清晨的陽光透過木窗灑進來,在陳青臉上鍍了一層淡金色。
他睜開眼,愣了幾秒才反應過來自己在哪兒。木梁,木牆,窗外那片熟悉的林子——還在營地。
他坐起來,揉了揉眼睛。旁邊三張床都空了,被褥疊得整整齊齊。外麵傳來說話聲和鍋碗瓢盆的響動。
陳青下了床,活動了一下有些僵硬的脖子。
昨晚做了一宿的夢。
夢裡他一直被人追。在陌生的街道上跑,在擁擠的人群裡鑽,在高樓大廈間穿梭。身後的人換了一撥又一撥——有穿製服的警察,有穿便服的陌生人,還有幾個看不清臉的影子。他不認路,跑到哪兒都是陌生的,隻能憑本能瞎跑。跑了一夜,累得要死,醒來才發現是夢。
陳青搖了搖頭,讓自己清醒點。
“日有所思,夜有所夢。”他自言自語了一句,穿上衣服,推門出去。
——
木屋外麵,陽光正好。
趙磊正蹲在井邊打水,看到陳青出來,抬頭笑了笑:“醒了?睡得好嗎?”
陳青走過去,接過他遞來的水瓢,舀了水洗臉。冰涼的山泉水刺激得他精神一振。
“還行。做了個夢。”
“什麼夢?”
“被人追。”陳青擦乾臉,“跑了一晚上。”
趙磊愣了一下,然後笑了:“這是提前預習啊。今晚就開始真的了。”
陳青也笑了,把水瓢還給他,去洗漱。
等他收拾完,早飯已經做好了。依舊是那口大鐵鍋,燉了一鍋臘肉土豆,配上米飯,簡單但管飽。

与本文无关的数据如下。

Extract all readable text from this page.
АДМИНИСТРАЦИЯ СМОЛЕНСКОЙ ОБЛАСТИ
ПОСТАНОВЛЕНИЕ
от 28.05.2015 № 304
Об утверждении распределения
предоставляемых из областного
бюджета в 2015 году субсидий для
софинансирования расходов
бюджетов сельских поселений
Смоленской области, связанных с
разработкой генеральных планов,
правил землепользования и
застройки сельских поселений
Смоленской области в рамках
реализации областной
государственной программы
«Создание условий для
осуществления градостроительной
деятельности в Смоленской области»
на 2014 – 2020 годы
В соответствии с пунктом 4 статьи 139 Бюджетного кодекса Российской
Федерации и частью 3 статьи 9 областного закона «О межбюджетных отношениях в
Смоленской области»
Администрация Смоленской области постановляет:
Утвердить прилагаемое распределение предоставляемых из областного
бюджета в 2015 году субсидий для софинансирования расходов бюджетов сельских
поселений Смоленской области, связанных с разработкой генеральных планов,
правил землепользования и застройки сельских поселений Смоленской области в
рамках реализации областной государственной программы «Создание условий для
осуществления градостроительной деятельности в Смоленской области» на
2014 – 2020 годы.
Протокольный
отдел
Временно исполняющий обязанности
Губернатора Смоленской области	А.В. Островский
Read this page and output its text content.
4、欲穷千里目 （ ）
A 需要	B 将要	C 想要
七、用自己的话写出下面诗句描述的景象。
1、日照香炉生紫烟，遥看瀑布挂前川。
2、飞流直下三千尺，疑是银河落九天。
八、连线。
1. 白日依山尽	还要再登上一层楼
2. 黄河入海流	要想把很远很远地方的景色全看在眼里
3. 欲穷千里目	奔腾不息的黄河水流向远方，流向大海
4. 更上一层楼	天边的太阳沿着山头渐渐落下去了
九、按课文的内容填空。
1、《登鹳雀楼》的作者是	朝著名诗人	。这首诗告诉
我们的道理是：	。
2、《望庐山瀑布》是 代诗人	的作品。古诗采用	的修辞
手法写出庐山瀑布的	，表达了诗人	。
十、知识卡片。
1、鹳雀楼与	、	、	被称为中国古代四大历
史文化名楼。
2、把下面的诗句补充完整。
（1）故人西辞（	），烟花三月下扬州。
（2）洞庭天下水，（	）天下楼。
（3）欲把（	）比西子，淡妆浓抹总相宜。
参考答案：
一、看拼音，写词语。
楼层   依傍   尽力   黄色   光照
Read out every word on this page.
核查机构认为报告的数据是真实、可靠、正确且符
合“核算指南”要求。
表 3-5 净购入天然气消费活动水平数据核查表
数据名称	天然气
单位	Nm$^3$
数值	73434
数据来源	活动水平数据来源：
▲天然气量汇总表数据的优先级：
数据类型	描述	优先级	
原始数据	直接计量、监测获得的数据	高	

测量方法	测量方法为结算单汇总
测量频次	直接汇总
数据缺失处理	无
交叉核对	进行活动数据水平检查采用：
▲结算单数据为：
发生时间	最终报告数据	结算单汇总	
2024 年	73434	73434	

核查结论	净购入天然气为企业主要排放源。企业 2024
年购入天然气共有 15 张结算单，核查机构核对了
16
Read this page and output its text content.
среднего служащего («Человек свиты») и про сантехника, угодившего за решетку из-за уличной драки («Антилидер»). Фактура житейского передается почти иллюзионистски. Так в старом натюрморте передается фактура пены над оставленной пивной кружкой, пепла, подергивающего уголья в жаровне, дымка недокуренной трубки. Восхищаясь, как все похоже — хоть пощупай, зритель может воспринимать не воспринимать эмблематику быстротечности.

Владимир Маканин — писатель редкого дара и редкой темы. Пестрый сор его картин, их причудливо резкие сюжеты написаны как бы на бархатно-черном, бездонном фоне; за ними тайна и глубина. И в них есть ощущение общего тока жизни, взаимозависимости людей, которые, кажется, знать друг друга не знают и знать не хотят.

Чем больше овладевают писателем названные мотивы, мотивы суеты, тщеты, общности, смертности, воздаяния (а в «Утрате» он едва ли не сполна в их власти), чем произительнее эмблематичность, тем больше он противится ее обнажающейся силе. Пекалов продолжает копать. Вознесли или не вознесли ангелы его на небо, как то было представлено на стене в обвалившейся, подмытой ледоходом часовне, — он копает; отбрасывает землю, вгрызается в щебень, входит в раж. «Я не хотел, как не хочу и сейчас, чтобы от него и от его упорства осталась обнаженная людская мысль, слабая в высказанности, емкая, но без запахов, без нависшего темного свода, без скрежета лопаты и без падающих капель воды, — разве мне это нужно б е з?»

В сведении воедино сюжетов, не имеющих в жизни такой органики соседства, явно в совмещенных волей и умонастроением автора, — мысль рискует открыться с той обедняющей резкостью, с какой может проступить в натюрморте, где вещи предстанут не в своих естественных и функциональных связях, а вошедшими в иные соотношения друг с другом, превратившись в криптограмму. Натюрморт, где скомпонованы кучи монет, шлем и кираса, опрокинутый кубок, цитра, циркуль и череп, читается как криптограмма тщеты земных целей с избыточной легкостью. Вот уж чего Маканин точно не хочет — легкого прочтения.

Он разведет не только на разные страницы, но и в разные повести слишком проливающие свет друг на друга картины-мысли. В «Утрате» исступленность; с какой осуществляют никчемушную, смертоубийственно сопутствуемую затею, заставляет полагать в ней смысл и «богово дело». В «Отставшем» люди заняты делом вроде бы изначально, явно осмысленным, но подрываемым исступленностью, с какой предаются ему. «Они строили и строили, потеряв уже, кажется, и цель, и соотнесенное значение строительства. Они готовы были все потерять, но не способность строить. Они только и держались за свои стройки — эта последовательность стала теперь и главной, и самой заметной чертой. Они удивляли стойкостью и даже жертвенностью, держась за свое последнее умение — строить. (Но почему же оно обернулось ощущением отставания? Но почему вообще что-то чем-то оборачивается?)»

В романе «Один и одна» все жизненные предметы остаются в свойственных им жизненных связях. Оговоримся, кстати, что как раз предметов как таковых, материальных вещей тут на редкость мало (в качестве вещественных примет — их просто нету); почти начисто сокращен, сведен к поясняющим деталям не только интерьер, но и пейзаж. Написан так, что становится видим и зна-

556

十個人圍坐在長桌邊,吃得很快。冇人多說話,都在默默想著今天的事。
吃完飯,各自回屋拿行李。
行李確實冇什麼好收拾的。幾件換洗衣服,一點乾糧,還有各自的家當——陳青的聽風,趙磊的短棍,何勇的那對短刀,謝雲鶴那個從不打開的布包。就這些。
陳青把聽風背好,檢查了一遍裝備,推門出去。
——
營地外,空地上停著兩架直升機。
不是之前那種普通的運輸機,而是體型更小、塗裝更暗的型號,看起來像是軍用偵察機。螺旋槳已經緩緩轉動,發出低沉的轟鳴聲。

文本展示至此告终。